When you say "We have only human maps! We can never escape this map &
territory
divide", you assume there is no way of living that does not require maps.
The mystic would deny this.

This may seem a win for the mystics, but it is not so simple. First, the
mystic seems unable to convincingly explain how 'samsara' has such power
over us, if reality is simply the ongoing upwelling of what is, or quality,
or whatever. It is common to label our sense of self, or of time, or of
substance, as 'illusions', but the question remains as to how it is possible
for illusion to be so omnipresent in human kind, and so powerful. (This is
similar to the question which demands explanation for the christian who
believes in a 'good' God. How then do we explain the reality of evil?)

This problem operates in two directions. For the ordinary person mired in
'samsara' there is the question of how one might escape this fate, given
that there is no 'map' to help. You can have faith in some guru, obviously,
but the number of bent gurus around makes that a risky undertaking. There
are plenty of people who claim to 'know' enlightenment, but how do I know
that they are correct, and can they show me a way, or is that a fallacy too?
When Gary says "Humans have a capacity to deceive", he touches on one aspect
of this problem. John Wren-Lewis, who seems to speak from a genuine mystic
experience, argues there may well be no 'way' to that experience for others.
It is a matter of grace, he thinks.

The problem also operates in the reverse direction. Mystics, especially
those who speak of the Bodhisattva vow, are concerned to guide others to the
'truth' they have experienced. But the starting point seems always to be
with words, and the words don't work. Krishnamurti, after a lifetime's
teaching, sadly admitted that not one person had been brought to
enlightenment as a consequence.

A forum such as moq.org is unavoidably about words. Even if one of our
number is a genuine mystic, how should I know?

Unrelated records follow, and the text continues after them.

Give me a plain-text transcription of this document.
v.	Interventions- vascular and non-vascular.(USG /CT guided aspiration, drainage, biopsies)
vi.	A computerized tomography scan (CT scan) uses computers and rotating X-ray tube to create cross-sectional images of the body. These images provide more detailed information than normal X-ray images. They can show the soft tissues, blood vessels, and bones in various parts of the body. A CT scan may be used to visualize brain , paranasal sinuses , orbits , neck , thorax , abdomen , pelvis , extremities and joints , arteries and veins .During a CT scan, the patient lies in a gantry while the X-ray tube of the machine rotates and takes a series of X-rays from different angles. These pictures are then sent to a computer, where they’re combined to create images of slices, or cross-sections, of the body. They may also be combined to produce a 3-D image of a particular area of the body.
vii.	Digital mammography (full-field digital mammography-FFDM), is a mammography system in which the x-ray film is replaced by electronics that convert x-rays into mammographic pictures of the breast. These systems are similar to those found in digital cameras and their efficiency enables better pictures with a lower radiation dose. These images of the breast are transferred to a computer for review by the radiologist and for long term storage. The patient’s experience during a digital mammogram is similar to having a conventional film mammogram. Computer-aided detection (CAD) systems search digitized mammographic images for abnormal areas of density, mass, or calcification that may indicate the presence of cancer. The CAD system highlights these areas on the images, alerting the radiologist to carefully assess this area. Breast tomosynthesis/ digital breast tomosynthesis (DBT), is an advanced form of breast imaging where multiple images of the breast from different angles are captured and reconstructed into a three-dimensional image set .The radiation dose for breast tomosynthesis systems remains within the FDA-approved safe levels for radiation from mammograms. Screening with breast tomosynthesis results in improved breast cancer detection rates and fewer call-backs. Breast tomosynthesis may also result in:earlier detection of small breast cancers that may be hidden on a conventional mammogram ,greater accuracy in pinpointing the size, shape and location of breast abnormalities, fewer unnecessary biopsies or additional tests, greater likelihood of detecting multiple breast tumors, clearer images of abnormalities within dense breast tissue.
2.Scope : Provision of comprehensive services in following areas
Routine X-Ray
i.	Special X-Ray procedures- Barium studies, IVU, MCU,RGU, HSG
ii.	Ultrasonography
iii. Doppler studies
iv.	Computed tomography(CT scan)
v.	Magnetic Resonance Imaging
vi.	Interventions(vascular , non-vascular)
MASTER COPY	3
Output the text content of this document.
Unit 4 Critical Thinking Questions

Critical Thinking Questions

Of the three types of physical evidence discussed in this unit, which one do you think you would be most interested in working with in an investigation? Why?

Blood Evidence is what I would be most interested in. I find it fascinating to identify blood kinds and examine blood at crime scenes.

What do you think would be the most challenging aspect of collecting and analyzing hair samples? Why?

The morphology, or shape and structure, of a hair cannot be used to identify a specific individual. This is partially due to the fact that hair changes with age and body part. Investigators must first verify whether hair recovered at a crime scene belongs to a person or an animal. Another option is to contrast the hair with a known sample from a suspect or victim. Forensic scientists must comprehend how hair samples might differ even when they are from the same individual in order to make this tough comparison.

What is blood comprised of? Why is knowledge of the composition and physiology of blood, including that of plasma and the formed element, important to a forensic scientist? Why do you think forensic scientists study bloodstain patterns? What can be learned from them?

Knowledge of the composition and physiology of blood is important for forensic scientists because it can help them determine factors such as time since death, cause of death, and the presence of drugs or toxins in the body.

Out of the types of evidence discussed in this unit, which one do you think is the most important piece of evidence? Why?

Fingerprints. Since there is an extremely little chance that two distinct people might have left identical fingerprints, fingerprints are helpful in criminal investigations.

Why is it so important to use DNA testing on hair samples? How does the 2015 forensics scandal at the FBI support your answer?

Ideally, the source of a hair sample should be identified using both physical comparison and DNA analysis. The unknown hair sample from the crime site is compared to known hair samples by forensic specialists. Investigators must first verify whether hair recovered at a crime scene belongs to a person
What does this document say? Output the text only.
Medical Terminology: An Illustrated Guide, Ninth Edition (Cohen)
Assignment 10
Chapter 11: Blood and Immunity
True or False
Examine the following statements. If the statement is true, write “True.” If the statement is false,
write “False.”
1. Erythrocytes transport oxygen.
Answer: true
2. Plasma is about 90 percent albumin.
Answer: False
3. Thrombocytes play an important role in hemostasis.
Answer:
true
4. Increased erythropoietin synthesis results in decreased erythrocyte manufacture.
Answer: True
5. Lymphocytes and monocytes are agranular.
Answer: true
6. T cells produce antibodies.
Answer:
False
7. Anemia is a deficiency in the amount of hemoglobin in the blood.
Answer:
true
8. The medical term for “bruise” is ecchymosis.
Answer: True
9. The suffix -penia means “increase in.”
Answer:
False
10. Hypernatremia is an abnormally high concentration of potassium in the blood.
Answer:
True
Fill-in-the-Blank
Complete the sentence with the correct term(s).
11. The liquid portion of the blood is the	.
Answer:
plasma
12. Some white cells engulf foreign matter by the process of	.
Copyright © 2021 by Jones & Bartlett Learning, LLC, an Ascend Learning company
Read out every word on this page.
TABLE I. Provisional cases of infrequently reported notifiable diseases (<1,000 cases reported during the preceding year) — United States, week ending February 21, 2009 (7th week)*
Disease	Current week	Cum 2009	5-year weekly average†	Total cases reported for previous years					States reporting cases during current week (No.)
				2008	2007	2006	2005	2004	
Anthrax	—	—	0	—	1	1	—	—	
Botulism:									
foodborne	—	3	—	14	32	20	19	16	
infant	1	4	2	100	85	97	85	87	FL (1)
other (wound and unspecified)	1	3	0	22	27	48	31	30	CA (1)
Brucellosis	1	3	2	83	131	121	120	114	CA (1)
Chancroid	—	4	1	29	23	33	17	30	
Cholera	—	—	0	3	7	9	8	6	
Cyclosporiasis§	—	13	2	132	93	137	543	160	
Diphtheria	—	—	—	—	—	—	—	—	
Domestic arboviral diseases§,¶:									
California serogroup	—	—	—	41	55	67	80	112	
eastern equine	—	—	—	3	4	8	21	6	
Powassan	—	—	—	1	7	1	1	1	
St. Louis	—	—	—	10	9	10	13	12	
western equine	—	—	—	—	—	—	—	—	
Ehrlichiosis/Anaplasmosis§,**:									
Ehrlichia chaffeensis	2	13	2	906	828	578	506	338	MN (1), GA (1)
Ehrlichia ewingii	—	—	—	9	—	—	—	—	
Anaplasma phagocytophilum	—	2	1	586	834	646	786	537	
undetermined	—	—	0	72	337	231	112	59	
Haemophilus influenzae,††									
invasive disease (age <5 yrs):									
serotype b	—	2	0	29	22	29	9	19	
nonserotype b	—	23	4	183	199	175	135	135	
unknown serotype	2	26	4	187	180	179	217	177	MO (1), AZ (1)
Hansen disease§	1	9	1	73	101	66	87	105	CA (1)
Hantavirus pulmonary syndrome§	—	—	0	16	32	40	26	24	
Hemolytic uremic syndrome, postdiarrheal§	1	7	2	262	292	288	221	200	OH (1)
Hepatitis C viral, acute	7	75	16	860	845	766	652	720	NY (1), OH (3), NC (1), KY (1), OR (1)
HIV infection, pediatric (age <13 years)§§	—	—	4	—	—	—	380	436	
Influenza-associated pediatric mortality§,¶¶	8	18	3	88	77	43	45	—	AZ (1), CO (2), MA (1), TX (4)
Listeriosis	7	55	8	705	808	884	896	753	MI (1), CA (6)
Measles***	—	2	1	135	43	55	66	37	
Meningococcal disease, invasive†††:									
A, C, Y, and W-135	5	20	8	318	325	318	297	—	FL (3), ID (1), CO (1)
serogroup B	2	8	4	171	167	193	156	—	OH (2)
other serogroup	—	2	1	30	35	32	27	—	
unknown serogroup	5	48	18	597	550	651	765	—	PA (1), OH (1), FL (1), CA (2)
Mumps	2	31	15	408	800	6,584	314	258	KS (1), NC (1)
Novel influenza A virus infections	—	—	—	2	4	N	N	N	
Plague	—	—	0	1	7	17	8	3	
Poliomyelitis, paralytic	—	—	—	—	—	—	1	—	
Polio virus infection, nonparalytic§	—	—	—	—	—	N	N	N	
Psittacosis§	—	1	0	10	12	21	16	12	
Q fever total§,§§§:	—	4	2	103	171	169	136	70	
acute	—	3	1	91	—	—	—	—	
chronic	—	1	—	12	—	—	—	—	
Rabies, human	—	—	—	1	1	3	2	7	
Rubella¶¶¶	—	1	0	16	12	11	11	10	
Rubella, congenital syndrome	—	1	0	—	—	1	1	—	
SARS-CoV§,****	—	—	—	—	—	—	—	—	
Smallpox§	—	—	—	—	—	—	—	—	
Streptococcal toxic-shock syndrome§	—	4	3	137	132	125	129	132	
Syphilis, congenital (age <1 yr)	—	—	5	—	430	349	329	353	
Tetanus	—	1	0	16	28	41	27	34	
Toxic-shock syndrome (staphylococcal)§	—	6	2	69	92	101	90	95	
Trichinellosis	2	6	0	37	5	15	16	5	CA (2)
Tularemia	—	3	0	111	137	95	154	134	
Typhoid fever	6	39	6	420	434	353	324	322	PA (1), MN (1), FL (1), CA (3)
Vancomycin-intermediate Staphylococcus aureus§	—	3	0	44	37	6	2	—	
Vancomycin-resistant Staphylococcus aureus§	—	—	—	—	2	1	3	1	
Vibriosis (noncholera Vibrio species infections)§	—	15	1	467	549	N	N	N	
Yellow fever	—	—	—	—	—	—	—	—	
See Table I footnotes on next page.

I tend to mistrust those (I
call them the 'cryptics') who are always making brief and seemingly profound
statements in this forum, usually full of archetypal references, or turning
the other person's argument into a question. They sound profound, but I
wonder at their "capacity to deceive", especially when they betray
annoyance, petulance or spite. Their comments usually betray an implied
superiority to those they address, but even if it was real, how would I
know? This is a more subtle form of the map/terrain issue. All our words are
maps, and can be nothing else.

So Gary, while your argument is not perhaps as watertight as you see it, I
tend to agree that in practical terms, if "all human thinking is caught in a
SO framework" as Scott suggests, we have a more profound problem than Pirsig
outlined in his comments on degeneracy in writing a metaphysics.